Global Dispatches: First Union Sets Sights on Japanese Investors

To reach prospective Japanese investment customers, First Union Corp.'s Evergreen mutual fund family is tapping the resources of its international commercial bank.

Instead of hooking up with another company, Evergreen is asking its international banking division for an entree to Japan, where it is sending a fund sales manager next month. The 30-year-old division was built by CoreStates Financial Corp., which First Union bought in April.

"We do not want to be held to an individual relationship with one firm in Japan," said William Ennis, chief operating officer of First Union's capital management group and president of its Evergreen mutual funds.

The Charlotte, N.C., banking company is quick on the heels of several U.S. investment managers already setting up in Japan-typically through alliances with Japanese institutions. The attraction is a slew of legislative changes, nicknamed the "big bang," that took effect Dec. 1.

A major provision lets foreign companies market directly to consumers. Japanese banks and insurance companies can also sell mutual funds.

These changes spurred several partnerings between Japanese and U.S. institutions, including Fidelity Investments and 23 Japanese banks, J.P. Morgan & Co. and Dai-Ichi Kangyo Bank Ltd., and Putnam Investments and Nissay Asset Management Co.

First Union's Tokyo representative office, which has three managers and a staff of 12, delivers correspondent banking services to 100 banks. Thirty-five bankers in its branch there conduct trade finance, said Michael P. Heavener, a First Union executive vice president and head of the international division.

"We can provide our colleagues from the Evergreen side access to the decision-makers," Mr. Heavener said. "Our long history in the correspondent banking business will help jump-start this Evergreen initiative."

First Union hopes to distinguish itself in Japan by pointing to its success in selling funds to bank customers.

"Evergreen had penetrated its client base with mutual fund sales more than any other commercial bank," Mr. Heavener said.

In April, First Union plans to unveil Evergreen Worldwide, a new family of funds for non-U.S. investors that will be similar in strategy to Evergreen's 75 portfolios.

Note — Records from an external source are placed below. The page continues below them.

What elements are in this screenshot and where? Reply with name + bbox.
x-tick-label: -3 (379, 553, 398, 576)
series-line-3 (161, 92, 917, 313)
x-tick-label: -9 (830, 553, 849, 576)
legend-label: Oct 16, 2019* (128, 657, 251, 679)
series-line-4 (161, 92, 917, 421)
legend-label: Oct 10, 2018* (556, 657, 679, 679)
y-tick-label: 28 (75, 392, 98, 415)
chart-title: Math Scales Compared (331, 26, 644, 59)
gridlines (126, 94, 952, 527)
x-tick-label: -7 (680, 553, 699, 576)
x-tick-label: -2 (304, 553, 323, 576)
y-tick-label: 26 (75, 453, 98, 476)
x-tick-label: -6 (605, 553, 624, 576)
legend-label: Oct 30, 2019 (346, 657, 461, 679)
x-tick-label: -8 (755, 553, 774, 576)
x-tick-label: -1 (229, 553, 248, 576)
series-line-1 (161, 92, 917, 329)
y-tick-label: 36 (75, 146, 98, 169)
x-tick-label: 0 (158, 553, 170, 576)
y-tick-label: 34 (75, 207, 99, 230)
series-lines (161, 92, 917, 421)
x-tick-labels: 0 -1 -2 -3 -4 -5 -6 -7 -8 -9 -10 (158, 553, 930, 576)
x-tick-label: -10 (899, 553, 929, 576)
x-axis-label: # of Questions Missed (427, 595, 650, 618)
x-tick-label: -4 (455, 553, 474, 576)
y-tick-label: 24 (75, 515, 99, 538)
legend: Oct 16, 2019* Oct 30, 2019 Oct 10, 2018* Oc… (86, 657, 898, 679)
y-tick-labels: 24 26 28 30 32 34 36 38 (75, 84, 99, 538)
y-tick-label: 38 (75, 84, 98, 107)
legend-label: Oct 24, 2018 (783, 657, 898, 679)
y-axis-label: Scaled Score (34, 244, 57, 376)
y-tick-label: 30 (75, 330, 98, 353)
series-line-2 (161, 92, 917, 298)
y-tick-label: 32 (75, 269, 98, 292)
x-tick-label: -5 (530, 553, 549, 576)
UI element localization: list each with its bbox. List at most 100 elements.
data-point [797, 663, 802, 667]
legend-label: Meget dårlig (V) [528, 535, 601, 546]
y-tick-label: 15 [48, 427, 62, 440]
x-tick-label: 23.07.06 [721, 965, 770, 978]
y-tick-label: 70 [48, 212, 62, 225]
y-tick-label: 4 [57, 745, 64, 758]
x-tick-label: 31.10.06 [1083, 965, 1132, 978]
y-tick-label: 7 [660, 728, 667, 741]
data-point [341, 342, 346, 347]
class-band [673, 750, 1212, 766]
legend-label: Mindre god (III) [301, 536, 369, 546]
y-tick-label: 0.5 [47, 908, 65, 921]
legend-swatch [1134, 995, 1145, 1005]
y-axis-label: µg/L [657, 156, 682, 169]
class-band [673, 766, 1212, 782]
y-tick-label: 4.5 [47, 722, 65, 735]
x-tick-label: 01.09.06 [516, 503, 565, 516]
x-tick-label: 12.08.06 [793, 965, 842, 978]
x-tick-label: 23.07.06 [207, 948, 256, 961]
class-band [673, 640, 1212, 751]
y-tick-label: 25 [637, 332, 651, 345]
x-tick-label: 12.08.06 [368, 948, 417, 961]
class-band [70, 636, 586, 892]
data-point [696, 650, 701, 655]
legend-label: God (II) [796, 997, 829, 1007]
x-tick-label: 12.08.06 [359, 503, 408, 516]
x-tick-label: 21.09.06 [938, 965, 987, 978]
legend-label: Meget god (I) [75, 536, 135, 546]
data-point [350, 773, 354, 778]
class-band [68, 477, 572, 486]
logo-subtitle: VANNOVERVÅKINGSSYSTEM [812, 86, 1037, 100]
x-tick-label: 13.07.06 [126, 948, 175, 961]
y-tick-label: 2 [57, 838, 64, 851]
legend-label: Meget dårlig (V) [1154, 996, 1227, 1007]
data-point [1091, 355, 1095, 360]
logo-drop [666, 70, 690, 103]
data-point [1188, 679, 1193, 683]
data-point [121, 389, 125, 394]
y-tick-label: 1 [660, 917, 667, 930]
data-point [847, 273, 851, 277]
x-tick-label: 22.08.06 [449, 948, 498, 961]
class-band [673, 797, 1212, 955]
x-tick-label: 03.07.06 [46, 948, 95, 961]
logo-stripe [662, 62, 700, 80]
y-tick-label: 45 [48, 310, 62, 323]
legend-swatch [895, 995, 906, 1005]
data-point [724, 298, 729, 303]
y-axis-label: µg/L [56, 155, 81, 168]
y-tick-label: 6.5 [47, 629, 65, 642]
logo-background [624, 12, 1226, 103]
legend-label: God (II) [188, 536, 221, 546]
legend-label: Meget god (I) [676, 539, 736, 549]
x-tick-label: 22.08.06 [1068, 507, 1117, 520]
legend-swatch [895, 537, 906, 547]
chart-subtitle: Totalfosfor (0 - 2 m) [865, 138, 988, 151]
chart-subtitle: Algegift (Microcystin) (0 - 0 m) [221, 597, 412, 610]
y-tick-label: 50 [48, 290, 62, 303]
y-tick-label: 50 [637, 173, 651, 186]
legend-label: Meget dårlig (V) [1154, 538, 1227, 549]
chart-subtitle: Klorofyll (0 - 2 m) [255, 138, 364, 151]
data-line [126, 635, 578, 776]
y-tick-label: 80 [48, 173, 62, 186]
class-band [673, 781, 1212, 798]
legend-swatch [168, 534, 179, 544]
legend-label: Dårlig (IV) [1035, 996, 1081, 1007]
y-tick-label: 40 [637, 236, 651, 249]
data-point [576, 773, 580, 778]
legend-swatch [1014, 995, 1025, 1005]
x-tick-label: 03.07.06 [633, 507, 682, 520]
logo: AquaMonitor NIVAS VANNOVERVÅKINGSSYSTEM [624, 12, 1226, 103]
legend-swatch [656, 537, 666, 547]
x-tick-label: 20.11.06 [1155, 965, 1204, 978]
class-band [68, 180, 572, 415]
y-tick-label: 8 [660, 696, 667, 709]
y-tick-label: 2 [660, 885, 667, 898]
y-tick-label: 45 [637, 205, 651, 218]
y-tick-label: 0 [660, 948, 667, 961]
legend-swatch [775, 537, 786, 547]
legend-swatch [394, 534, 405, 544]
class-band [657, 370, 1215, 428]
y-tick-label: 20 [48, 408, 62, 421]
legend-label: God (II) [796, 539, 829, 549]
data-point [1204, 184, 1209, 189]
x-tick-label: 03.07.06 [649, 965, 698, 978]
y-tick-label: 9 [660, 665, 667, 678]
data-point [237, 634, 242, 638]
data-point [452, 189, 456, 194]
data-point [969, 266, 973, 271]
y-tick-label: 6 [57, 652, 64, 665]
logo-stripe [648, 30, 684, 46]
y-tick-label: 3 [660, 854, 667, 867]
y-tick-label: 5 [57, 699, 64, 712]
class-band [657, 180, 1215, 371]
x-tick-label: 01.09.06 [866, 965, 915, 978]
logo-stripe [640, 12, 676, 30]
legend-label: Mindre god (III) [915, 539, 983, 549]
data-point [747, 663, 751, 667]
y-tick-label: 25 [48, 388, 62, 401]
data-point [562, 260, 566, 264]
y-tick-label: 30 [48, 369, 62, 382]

Evergreen Worldwide funds will also be pitched to the Latin American clients of First Union's international private banking division, which is based in Miami.

Overseas distribution will help Evergreen meet a goal of having $100 billion under management by the end of 2000, Mr. Ennis said. The fund family now manages $71 billion.

Evergreen's operation in Tokyo is led by Joseph Klauzar, director of Evergreen Far East sales. Mr. Klauzar, who spent the past two and a half years with Evergreen as a regional sales manager in Texas, is fluent in Japanese. Three to five wholesalers will join him over the next 18 months.

U.S. fund companies must get into Japan early to establish their brands, observers said.

"They'll be the brands that will survive, even when the Japanese develop their own proprietary products," said Kenneth R. Hoffman, president of Optima Group Inc., an investment management consulting firm based in Fairfield, Conn.